Its always funny to me, when I hear the people around me that complain about participation trophies…its more often been my experience that the folks doing the complaining tend to emulate they very definition of poor sportsmanship whether they win or lose.
Often I hear “there were no participation awards in my day” from my contemporaries. Um, WTF? I have about a dozen or so that my mom saved along with every piece of artwork and honor roll certificate I ever received. And guess what? My parents had some of those same types of awards…
And really, people have been receiving awards for not “winning” (however one defines that) for some time now, starting with the establishment of the Honorable Mention by the Kingdom of the Netherlands in 1831 as a way to honor soldiers that had done brave deeds that weren’t quite brave enough for an actual award. Literally, an honorable mention was an official statement honoring an individual for doing something good, but not good enough.
Let’s face reality here: The vast majority of children will never play a professional sport or world competition level amateur sport. At most, a child may play a sport through high school and perhaps into college. Realistically (unless they go to a tiny school somewhere) they might not even play varsity unless they are pretty darn good, much less be regional or state champions. At best, for most children, sporting events are a flash in the pan of childhood; sound and fury, signifying nothing in the greater context of a life lived or the wider world.
And that’s not to say that sports do not have a value in the lives of children or in a child’s development into an adult, because they can. Rather, if your motivation to have your children play sports is to win, I’d say your motivation is in the wrong place to begin with (sadly, I’ve seen too many parents like this, or worse, the ones trying to live their childhood over again through their children regardless of their children’s interested).

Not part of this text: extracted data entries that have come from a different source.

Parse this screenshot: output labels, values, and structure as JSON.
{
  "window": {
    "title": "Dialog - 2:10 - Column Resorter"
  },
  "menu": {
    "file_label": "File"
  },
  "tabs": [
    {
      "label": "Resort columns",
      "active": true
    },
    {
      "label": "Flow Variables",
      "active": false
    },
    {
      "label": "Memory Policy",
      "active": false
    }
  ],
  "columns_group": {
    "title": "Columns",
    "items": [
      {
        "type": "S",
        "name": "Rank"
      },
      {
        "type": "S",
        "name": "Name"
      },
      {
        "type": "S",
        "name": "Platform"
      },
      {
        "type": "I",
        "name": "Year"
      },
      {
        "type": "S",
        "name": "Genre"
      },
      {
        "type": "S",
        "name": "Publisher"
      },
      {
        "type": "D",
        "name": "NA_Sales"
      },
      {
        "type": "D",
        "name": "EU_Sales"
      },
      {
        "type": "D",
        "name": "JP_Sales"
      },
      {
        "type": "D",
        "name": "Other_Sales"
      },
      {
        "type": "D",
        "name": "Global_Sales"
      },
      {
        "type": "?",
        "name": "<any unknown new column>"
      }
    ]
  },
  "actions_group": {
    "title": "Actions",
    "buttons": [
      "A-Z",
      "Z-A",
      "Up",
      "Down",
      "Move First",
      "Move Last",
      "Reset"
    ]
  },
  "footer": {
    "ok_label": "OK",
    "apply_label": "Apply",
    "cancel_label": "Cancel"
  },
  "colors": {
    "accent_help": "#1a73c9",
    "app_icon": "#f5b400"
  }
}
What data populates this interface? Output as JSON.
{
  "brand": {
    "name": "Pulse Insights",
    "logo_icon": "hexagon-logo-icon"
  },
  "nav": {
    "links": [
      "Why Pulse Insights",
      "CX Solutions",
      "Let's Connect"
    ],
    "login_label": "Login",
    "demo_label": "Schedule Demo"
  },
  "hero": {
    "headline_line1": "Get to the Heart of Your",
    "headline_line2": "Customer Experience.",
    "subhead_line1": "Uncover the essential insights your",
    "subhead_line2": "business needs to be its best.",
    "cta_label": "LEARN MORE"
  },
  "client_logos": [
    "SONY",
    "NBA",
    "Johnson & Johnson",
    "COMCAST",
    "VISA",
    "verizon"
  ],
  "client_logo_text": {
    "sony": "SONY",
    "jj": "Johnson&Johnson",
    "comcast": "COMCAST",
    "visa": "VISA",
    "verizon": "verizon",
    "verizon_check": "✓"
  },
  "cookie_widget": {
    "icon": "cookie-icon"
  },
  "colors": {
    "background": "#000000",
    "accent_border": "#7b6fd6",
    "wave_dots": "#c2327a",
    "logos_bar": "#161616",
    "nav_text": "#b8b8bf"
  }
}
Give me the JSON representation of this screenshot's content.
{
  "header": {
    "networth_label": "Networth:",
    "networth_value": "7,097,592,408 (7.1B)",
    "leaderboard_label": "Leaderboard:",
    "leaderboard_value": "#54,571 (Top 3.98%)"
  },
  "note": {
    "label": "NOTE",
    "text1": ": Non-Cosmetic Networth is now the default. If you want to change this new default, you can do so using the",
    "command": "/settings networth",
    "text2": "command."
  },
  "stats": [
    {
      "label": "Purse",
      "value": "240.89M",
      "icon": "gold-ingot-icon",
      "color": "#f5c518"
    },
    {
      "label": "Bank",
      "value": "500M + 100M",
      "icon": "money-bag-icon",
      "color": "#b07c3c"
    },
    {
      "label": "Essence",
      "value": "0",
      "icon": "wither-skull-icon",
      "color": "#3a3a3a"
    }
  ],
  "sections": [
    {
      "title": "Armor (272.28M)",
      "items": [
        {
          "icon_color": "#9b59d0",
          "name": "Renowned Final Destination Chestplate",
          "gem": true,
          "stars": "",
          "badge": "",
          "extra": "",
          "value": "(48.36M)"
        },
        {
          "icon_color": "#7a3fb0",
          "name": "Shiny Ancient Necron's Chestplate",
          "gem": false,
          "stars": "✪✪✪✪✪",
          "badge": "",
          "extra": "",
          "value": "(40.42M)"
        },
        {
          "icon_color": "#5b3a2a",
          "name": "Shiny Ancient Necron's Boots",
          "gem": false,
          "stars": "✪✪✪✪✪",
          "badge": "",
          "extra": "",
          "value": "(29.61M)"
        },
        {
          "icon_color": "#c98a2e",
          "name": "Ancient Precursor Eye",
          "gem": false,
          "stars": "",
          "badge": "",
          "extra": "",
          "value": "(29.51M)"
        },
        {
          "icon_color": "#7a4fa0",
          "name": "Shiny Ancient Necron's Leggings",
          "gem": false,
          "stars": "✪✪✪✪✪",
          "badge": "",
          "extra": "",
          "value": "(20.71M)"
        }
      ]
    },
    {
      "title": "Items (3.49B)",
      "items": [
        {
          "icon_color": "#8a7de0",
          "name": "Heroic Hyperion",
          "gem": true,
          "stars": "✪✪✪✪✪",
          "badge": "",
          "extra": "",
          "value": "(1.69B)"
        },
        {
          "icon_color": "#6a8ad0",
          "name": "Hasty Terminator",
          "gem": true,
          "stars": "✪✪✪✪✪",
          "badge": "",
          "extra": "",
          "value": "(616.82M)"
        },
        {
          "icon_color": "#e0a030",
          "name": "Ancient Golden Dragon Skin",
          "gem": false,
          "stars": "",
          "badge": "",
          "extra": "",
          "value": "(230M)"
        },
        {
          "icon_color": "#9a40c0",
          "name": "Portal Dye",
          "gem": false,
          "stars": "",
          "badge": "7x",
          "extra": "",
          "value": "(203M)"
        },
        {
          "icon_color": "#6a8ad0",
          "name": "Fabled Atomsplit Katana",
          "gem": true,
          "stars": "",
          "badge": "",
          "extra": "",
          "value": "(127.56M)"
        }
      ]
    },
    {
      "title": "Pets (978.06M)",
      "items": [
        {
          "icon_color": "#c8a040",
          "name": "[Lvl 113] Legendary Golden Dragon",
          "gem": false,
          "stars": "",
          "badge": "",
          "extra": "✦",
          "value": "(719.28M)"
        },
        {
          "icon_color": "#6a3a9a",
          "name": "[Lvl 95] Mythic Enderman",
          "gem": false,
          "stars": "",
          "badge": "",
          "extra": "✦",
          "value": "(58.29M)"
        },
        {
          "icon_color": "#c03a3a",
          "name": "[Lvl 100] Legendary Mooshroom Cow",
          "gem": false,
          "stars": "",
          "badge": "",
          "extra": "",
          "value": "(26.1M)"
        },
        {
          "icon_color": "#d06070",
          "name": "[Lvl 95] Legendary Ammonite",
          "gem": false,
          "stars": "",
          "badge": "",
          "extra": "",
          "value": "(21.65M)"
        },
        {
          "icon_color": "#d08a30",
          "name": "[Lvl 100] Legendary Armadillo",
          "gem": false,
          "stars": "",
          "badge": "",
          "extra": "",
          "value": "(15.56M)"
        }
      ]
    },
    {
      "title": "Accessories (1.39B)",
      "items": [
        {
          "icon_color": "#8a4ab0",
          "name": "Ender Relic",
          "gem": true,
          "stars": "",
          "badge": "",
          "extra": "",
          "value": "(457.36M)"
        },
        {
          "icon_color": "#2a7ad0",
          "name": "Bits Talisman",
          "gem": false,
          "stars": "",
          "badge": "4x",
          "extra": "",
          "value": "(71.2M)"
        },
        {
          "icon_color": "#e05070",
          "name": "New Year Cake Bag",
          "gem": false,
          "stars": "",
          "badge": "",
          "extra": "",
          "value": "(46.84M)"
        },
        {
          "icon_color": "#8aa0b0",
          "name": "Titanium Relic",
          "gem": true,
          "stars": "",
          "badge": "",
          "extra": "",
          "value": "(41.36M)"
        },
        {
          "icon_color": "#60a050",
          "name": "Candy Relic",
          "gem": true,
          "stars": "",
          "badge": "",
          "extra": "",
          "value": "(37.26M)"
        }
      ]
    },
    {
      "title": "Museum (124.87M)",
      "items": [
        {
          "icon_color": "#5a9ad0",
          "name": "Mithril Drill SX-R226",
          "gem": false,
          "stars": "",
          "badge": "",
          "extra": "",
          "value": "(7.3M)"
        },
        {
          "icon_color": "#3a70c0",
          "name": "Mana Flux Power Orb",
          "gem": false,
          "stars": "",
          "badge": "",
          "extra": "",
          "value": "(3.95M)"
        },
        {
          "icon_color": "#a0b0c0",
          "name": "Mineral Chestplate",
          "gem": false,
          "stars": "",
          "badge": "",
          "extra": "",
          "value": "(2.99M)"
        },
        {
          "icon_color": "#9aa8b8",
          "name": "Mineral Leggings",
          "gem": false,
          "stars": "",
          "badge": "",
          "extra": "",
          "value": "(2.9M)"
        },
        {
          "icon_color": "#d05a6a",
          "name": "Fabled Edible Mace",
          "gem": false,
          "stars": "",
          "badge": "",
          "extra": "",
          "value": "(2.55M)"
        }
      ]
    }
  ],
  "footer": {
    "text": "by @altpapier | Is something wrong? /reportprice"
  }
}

As a parent now (and a former coach who has seen dozens of examples of the kind of parent I never wanted to coach, much less become myself when I had children), I only have one goal for my kids’ participation in sports–that it makes them a better person.
To determine this, I routinely my kids five questions…which is another post altogether.
I would rather have a child that is a “loser” with the skill to lose gracefully and get back up and try again when they fall down than some snotty brat shoving their 1st place trophy (literally or metaphorically) in another kid’s face (something else I’ve seen). I would rather have a child that dances or plays basketball or swims or runs for the ecstatic joy of movement and the love of the game itself than to win. 30 years down the road, my kids won’t remember the names of the meets they competed in or where they placed, but they will remember the experience of doing something fun and working hard (win or lose). They will remember that sometimes they won and sometimes they lost and neither one determined their worth as a person.
If a certificate helps to teach them that its the down and dirty diligent effort and not the score that makes them a better person, then so be it. If a little ribbon can remind them in a time of hardship that losing with grace as much a skill as winning with humility, then ribbons for all. If a little chunk of gold-painted plastic gives them the courage and encouragement to get up and try again after falling down and getting hurt or embarrassed or both, then what kind of jackass would take that away?
A kid that gets a participation award instead of a first place trophy knows they are a loser in the strictest sense of the word. But they know they are a winner too, in the ways and places where it actually counts in life—that they showed up, they played the game with honor, they did their damnedest, and they finished the season with their head up, with dignity and grace, geared to try again, win or lose. And in life, how many people can’t even claim that?